Acquisition
The risks of supply chain threat sharing
While many national security initiatives can lean on non-public or classified intelligence to guide their efforts, for the most part that hasn’t been the case when it comes to threats to the technology supply chain. In fact, suppliers can often have difficulty mapping out their own chains once it gets down to the third or fourth tier of subcontractors.
There have been efforts to correct that problem, with Congress passing a provision in the 2020 National Defense Authorization Act to establish a supply chain and counterintelligence task force at the Office of the Director of National Intelligence to improve intelligence for U.S. government acquisition. The Department of Homeland Security has also stood up an Information and Communications Technology Supply Chain Risk Management Task Force, including a working group dedicated to bidirectional information sharing issues.
Despite these efforts, information about specific, credible threats to the supply chain can be hard to come by.
“Having spent the last 10 years in the intelligence community, I think a critical finding for me was that, despite public musings to the contrary, there is not some giant pile of supply chain intelligence sitting behind some sort of classification wall that is available to share,” said Cheri Caddy, a senior cybersecurity advisor to the Department of Energy, a former National Security Agency official and one of the chairs of the information sharing working group during an Aug. 19 event hosted by the Intelligence and National Security Alliance.
In fact, some of the most relevant information has tended to come from either open source data or through shoe-leather reporting – reaching out to companies for interviews, going behind paywalls for contract or supplier data and getting to the “ground truth of dealing with specific vendors and understanding when things are going wrong.”
Kathryn Condello, senior director for national security emergency preparedness at CenturyLink and co-chair of the same working group, said often the most valuable information companies are looking for is also the hardest to safely share: what she calls “the naming of names problem.”
Getting a heads up that a specific supplier or individual is untrustworthy or suspicious can help vendors — particularly those who do business with the government — keep their secondary and tertiary supply chains clean. That kind of insight can also be legally perilous for companies to share unless they have substantial evidence to back up the claim.
“How do you share the fact that you just canceled this contract with this vendor who was wonky because it just didn’t look right?” asked Condello. “Well it turns out there’s a lot of law associated with not sharing kind of information.”
Liability concerns
Dismas Locaria, a lawyer at Venable with a background in supply chain and information sharing issues, told FCW that companies often have suspicions about certain suppliers but generally lack smoking gun evidence of intentional wrongdoing. That uncertainty can leave them in danger of being sued for defamation or interference with a contract if they pass along information that turns out to be inaccurate. They could even find that same government scrutiny turned back around onto their operations.

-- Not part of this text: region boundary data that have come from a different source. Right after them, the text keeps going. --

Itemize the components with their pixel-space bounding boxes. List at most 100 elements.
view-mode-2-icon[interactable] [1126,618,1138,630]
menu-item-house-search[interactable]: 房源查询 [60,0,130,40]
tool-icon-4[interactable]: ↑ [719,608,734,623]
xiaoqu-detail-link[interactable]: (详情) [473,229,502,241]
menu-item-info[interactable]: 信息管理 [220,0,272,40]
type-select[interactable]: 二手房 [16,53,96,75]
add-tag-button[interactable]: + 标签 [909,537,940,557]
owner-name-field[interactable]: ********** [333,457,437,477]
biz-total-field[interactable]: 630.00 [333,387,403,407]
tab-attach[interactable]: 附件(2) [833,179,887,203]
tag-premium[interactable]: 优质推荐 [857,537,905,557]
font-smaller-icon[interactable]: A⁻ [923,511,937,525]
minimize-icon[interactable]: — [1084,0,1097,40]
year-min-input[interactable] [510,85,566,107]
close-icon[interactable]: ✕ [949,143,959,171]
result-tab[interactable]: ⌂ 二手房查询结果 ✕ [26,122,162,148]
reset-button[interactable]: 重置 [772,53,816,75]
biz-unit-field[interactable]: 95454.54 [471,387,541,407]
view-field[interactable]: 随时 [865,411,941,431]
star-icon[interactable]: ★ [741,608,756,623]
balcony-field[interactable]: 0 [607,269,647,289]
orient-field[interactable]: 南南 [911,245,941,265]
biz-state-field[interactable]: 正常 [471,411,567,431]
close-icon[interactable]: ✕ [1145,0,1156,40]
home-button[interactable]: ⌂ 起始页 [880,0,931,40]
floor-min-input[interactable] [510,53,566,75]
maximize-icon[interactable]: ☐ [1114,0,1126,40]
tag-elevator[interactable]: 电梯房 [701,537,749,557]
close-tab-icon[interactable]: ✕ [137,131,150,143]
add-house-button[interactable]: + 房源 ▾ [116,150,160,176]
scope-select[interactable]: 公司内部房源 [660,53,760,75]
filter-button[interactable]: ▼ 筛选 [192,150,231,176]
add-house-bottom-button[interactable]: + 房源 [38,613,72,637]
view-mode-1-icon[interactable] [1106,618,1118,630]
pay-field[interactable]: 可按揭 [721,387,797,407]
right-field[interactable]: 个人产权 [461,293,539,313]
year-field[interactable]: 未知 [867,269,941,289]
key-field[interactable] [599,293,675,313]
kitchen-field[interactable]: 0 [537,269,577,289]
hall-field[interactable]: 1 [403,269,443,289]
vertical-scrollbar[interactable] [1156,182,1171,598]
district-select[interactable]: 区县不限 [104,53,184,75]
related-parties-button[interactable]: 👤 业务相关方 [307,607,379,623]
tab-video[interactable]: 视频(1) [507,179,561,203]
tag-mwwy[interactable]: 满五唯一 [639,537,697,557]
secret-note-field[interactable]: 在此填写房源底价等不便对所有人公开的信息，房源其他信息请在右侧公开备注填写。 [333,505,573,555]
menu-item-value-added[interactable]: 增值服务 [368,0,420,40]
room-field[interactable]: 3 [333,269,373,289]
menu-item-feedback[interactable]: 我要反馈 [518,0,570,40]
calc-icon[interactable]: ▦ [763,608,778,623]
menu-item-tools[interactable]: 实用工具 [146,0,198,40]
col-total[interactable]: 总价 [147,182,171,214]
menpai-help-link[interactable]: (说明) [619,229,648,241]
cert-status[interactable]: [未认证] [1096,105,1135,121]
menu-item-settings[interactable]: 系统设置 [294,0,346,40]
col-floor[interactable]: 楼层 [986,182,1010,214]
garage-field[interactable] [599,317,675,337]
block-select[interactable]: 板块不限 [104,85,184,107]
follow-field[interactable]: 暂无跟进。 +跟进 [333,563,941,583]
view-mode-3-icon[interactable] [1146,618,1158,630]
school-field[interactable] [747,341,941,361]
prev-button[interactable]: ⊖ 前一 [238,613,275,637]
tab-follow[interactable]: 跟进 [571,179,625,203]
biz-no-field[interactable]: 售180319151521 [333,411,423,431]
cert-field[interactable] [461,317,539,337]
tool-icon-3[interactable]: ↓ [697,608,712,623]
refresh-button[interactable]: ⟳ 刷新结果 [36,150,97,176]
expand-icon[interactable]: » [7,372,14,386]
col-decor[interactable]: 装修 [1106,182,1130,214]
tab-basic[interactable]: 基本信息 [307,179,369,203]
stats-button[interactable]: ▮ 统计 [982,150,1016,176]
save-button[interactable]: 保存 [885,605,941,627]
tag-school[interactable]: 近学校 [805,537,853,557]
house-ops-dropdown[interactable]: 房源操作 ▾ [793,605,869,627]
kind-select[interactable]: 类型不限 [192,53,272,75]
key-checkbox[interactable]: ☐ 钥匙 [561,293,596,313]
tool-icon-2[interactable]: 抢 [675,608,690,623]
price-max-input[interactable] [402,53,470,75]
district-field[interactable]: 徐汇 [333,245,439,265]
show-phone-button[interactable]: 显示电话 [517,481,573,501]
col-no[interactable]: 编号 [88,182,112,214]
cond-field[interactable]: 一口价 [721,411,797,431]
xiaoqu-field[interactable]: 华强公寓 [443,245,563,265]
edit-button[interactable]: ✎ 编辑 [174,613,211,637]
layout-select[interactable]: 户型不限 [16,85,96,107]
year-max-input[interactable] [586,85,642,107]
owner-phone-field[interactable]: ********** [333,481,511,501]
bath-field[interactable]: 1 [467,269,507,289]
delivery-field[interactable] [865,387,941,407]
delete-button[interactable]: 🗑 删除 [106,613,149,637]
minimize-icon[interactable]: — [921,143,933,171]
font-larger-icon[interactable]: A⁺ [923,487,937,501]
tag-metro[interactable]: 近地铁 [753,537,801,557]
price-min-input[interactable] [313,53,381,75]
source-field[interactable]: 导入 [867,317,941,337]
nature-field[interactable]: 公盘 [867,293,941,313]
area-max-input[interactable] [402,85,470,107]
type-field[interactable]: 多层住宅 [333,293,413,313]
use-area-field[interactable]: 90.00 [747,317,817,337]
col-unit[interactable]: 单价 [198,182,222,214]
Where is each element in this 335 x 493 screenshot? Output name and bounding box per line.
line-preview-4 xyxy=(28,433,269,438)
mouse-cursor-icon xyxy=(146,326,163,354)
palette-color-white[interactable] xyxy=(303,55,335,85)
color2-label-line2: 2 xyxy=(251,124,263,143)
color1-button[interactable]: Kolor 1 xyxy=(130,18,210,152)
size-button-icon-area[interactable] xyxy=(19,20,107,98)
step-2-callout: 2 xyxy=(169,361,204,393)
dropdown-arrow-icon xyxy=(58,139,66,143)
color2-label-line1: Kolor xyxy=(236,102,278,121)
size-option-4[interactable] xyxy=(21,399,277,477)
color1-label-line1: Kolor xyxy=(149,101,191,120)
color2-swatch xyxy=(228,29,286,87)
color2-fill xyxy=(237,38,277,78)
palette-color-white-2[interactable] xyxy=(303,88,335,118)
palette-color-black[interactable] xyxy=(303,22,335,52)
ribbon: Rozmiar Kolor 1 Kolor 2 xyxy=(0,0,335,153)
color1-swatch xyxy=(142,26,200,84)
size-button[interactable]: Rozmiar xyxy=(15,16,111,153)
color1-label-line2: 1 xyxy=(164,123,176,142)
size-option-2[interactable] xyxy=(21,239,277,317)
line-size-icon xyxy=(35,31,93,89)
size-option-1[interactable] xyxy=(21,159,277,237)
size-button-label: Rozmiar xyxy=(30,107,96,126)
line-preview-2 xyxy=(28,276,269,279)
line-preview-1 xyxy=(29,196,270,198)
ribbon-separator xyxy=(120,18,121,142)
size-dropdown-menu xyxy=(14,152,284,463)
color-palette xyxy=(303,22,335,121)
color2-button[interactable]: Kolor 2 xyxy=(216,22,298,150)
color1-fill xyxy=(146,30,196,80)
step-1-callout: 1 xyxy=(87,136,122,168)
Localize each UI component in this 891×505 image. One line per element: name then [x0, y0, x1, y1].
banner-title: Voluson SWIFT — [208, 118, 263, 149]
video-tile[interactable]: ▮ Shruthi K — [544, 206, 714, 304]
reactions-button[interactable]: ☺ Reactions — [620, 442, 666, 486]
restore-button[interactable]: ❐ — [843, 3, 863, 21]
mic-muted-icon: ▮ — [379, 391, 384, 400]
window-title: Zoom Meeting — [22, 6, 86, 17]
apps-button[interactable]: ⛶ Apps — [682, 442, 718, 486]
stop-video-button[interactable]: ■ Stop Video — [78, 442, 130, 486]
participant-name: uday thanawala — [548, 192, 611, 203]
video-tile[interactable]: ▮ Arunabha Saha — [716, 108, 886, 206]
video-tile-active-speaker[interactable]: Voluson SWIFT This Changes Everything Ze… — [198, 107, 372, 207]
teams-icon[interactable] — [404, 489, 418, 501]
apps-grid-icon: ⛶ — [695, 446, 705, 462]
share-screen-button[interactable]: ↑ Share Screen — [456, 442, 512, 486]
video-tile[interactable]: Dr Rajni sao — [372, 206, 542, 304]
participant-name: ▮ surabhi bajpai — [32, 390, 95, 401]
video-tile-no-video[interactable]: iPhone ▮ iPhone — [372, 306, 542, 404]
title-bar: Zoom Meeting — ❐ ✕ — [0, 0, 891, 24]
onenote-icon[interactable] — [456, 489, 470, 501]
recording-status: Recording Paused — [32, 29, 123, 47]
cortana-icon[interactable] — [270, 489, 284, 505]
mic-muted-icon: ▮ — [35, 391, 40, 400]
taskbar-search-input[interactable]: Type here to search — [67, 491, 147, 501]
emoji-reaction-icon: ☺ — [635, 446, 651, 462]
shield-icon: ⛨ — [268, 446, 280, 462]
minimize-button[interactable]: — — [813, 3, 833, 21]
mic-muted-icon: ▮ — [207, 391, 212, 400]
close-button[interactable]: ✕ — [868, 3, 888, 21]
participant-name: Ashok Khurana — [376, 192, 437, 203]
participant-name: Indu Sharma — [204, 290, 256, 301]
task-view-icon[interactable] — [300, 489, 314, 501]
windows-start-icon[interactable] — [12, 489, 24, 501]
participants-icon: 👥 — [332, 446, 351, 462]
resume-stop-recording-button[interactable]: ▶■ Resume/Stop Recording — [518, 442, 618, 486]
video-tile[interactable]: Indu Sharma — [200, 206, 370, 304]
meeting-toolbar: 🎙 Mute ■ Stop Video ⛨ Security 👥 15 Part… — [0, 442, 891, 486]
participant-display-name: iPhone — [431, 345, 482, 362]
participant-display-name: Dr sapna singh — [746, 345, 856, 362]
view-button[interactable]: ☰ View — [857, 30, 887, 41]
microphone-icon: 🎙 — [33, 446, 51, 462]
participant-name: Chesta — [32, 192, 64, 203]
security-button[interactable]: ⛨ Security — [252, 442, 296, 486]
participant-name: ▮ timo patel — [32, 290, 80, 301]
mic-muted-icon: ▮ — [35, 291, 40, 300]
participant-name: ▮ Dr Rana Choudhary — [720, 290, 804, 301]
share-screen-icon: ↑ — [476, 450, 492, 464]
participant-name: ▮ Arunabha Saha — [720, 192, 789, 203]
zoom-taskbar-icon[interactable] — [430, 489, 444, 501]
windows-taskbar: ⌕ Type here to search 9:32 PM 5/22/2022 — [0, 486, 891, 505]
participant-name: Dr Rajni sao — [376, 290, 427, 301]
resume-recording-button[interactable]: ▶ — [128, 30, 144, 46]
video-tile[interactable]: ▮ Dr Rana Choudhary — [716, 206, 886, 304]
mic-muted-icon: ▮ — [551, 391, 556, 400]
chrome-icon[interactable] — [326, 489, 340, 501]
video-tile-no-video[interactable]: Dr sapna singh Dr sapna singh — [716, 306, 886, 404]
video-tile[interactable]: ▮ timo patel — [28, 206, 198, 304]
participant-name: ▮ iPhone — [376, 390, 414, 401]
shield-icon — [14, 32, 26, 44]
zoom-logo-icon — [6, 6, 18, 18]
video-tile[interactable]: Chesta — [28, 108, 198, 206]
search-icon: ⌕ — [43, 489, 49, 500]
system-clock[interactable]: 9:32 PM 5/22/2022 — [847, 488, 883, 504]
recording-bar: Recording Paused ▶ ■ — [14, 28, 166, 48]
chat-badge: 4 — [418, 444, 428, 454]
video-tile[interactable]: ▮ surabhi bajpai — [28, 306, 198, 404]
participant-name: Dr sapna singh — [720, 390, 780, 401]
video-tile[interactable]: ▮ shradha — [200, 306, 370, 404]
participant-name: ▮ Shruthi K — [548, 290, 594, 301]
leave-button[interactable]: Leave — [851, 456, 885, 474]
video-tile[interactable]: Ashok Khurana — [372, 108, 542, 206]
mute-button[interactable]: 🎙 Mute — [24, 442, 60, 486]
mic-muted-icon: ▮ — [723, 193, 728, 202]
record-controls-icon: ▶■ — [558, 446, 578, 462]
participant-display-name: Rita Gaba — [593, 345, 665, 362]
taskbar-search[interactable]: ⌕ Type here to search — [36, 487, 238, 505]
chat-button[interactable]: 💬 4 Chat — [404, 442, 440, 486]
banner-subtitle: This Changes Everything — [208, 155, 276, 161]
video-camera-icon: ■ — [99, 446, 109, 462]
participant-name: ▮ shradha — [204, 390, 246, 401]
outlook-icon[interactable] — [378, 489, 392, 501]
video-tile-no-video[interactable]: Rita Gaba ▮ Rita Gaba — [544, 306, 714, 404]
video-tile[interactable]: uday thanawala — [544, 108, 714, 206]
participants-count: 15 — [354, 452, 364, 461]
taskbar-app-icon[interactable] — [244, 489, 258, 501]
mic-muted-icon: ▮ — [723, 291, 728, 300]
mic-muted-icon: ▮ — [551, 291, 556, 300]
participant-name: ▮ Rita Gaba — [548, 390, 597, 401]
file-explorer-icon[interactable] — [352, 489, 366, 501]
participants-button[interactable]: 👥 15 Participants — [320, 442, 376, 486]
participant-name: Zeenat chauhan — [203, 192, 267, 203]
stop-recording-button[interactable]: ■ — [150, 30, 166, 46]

“There are all sorts of things where, if you’re wrong, you’re potentially liable,” said Locaria.
When it comes to sharing information on supply chain threats, he advises clients to stick to documentation wherever possible and avoid “the slippery slope” of adding any analysis or opinion on top.
“Are we talking names [and] is our name on the record? Are we giving names? How specific are we getting?” said Locaria, running through a list of questions the company has to consider. “If we’re talking names, then my view is let’s just provide documents…turn it over to the government and let them make their own inferences about it. Let the document speak for itself and let the government connect the dots.”
An interim report issued by the DHS task force last year laid out a number of data points that could be useful in snuffing out supply chain threats, such as information around counterfeit parts, malicious code inserted into software and tips about insider threats or physical attacks on participants or products in the chain. It also found that intelligence around this area was “unique” and that “actionable information often requires a level of specificity which may create sensitivities about how it is shared” that create “a range of legal considerations that ICT stakeholders must navigate.”
“Critically, [we] concluded that effective information sharing may necessitate the exchange of sensitive vendor or supplier data, including the names of specific entities,” the report states.
The working group has subsequently reached out to law firms, including Wilkinson, Barker and Knauer, to develop a cheat sheet designed to guide vendors or employees who don’t have legal backgrounds around what they can relay to the government or industry without running afoul of liability laws. A CISA spokesperson said an updated report detailing the task force’s year two findings is currently scheduled for completion this fall.
Edna Conway, vice president and general manager of global security and risk and compliance for Azure at Microsoft, sits on the executive committee of the task force and co-leads the working group addressing information sharing. She told FCW that developing good policy around legally sharing supply chain risk information “continues to be a fundamental issue.”